If A is now pruned with the 2:4 sparsity pattern, half of A’s entries are 0 and I only need to calculate 1024 FMA operations to get the final result. According to blog posts like Accelerating Inference with Sparsity Using the NVIDIA Ampere Architecture and NVIDIA TensorRT | NVIDIA Technical Blog the latency is halved. So in the end I would still end up with a performance of 1024/(4/2) = 512 FMA/cycle/SM similar to the dense case and different from the reported 1024 FMA/cycle/SM.
So my questions are:
How come the reported theoretical peak performance in the sparse case is 1024 FMA/cycle/SM?
Is it possible to physically execute 1024 FMA operations on my RTX3090 or does this include the 512 FMA operations that we save because of to the sparsity in A and which are never actually executed?
What is the maximum number of FP16 FMA operations that I can physically execute on my RTX3090 GPU per SM per cycle, 512 or 1024?
The sm__inst_executed_pipe_tensor_op_hmma.avg.pct_of_peak_sustained_active metric in Nsight Compute, does it report the peak sustained rate achieved with respect to the sparse FP16 MMA peak performance? I have not managed to get beyond 50% using only dense FP16 MMA.
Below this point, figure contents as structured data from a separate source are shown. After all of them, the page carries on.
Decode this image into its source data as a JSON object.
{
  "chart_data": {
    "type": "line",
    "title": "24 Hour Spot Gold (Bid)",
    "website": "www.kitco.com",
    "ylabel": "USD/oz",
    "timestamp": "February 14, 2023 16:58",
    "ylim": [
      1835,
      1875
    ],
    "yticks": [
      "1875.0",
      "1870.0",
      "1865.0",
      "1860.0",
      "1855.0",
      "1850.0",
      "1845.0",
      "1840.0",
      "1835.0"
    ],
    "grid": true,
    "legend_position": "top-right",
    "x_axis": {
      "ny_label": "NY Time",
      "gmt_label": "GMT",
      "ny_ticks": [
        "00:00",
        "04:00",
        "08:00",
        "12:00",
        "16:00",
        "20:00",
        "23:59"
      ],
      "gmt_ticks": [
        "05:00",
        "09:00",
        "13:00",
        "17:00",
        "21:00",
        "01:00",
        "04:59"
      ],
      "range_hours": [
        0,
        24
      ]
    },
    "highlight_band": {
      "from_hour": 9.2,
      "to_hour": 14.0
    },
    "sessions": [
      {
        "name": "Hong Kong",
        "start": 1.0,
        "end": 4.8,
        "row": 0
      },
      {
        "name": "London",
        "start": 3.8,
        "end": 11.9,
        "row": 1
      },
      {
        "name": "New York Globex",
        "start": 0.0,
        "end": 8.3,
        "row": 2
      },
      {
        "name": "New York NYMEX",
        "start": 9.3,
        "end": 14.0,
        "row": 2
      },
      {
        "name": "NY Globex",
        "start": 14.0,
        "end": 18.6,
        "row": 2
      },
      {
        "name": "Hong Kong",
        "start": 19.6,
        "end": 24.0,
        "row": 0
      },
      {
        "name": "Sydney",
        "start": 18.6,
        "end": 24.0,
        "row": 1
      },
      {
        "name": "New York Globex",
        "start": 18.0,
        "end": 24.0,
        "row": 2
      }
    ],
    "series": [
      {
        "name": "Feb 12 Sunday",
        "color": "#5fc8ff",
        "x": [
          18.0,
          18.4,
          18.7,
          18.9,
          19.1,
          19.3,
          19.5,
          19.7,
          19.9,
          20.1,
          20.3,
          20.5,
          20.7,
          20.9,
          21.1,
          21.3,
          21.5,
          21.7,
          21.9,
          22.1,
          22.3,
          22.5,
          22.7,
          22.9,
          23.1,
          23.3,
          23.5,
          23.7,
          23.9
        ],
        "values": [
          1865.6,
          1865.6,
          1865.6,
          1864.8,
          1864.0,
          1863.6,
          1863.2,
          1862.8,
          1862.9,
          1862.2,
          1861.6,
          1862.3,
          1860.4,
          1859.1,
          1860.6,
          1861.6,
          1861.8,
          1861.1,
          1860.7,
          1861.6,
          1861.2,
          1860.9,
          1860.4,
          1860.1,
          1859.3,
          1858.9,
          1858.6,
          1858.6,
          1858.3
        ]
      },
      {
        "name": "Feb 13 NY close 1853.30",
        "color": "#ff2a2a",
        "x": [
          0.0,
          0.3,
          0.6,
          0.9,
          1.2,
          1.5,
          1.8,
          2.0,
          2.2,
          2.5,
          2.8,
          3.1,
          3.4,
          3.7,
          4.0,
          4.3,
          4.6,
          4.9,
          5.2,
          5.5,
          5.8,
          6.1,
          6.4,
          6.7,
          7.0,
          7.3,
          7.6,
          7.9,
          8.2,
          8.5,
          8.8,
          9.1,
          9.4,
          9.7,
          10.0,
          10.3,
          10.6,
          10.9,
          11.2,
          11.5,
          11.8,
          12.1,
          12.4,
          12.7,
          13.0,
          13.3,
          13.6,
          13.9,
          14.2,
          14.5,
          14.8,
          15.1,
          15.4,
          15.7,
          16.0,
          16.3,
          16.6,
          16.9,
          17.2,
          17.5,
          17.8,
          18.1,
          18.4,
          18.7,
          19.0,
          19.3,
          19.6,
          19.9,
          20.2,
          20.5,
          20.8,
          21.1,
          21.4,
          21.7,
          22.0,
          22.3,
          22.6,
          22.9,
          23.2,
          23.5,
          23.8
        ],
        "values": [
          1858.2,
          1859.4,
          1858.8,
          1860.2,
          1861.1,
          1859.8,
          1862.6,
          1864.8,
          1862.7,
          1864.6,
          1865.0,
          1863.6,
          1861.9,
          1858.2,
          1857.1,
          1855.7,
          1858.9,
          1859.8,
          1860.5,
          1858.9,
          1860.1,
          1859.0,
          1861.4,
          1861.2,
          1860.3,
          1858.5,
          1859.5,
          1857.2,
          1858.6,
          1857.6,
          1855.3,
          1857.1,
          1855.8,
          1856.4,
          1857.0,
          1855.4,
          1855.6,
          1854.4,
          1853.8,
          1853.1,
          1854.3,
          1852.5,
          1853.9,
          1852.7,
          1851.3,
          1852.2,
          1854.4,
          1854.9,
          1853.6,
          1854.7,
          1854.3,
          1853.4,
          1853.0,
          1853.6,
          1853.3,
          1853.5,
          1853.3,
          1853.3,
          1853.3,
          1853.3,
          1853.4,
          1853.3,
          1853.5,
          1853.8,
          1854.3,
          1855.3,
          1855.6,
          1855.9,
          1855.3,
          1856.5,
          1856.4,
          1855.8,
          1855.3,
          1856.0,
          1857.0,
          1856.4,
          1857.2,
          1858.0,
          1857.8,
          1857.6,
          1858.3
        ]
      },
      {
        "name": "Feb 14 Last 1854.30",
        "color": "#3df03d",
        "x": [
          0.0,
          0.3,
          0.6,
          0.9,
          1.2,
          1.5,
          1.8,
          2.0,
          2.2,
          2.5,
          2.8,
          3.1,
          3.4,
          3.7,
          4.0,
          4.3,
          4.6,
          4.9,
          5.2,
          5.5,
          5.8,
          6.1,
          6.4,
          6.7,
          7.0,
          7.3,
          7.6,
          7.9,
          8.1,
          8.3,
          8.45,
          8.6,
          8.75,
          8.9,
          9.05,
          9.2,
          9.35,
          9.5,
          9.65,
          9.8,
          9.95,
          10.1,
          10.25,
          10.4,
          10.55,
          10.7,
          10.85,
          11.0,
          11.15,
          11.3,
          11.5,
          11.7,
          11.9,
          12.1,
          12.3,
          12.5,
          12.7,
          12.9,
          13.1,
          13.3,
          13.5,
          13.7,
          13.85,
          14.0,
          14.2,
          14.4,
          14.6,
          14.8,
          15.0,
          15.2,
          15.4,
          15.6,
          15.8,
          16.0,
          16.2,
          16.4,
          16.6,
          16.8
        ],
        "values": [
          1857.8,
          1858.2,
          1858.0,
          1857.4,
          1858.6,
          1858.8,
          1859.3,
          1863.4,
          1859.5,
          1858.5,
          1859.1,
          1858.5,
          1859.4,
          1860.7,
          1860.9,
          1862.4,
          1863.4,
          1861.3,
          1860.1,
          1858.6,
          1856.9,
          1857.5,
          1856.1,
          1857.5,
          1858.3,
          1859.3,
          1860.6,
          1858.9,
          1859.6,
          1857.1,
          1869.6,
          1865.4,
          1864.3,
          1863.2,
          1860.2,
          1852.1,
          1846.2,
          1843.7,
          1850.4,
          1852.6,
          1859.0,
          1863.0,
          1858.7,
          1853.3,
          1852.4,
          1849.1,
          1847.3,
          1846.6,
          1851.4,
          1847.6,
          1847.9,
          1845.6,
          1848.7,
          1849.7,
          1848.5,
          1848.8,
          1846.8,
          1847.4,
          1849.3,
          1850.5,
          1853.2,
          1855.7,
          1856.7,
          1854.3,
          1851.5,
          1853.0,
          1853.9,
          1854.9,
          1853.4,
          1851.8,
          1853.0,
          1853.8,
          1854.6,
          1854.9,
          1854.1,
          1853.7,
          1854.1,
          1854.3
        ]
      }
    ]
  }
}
because it is counting the multiply-by-zero operations, even though they are not actually performed in hardware
the 1024 number includes the 512 ops we save because of to the sparsity in A and which are never actually executed.
Using the thought process we have now established, it is 512 actual multiplications by non-zero elements.
profiler specific questions might be better asked on the nsight compute forum, however this topic has come up a few times and I believe you can find descriptions in various posts with a bit of searching.
Each MMA instruction would (probably) have the same latency between dense and sparse case.
The overall computation would need half the same, as the multiplications with 0 can be saved.
Nothing special or surprising about latency (low-level latency is the same, high-level latency improved, as computations are done with double the speed).
agreed. I thought about trying to dissect this statement also:
but its kind of nitpicky given that the thrust of the question doesn’t seem to be wrapped up in that statement. However I don’t think I would agree that you can infer latency cycles of a low-level op that way. Latency cannot necessarily be inferred from throughput statements/specs.
I try:
Here are some third-party (academic) measured throughput and latency numbers for Ampere:
fp16.fp16.fp16 dense m16n8k16 on A100 and RTX3070Ti: Latency 24.4 and 24.0 cycles
fp16.fp16.fp16 sparse m16n8k32 on A100 and RTX3070Ti: Latency 24.3 and 24.3 cycles
To compare the same effort for the Tensor Cores, the k dimension has to be double in the sparse case.
The latency is the same between dense and sparse (But much higher than 4 cycles as the compuations are pipelined.)
The FMA throughput numbers approximately double between dense and sparse (in the paper they also count the multiplications with 0 and the addition of the result as FMA).
Thank you for pointing this out. Yes, I agree that you cannot infer the latency from the throughput numbers in that way. My main interest was indeed to know whether the reported sparse peak performance includes the saved multiply-by-zero operations which are never actually executed in hardware.
To be fair, there are lots of cases with at least 50% sparsity (e.g. convolution with some gliding window or pruned neural nets and many others) and it is possible to reorder the sparse dimension to distribute the 0 coefficients.
So the marketing people from Nvidia should be forgiven for overstating the actual number of operations.
PS
Also be careful, when reading performance numbers, with FLOPS vs. FMA. There you get another 2x. And /SM and /Tensor Core, another 4x.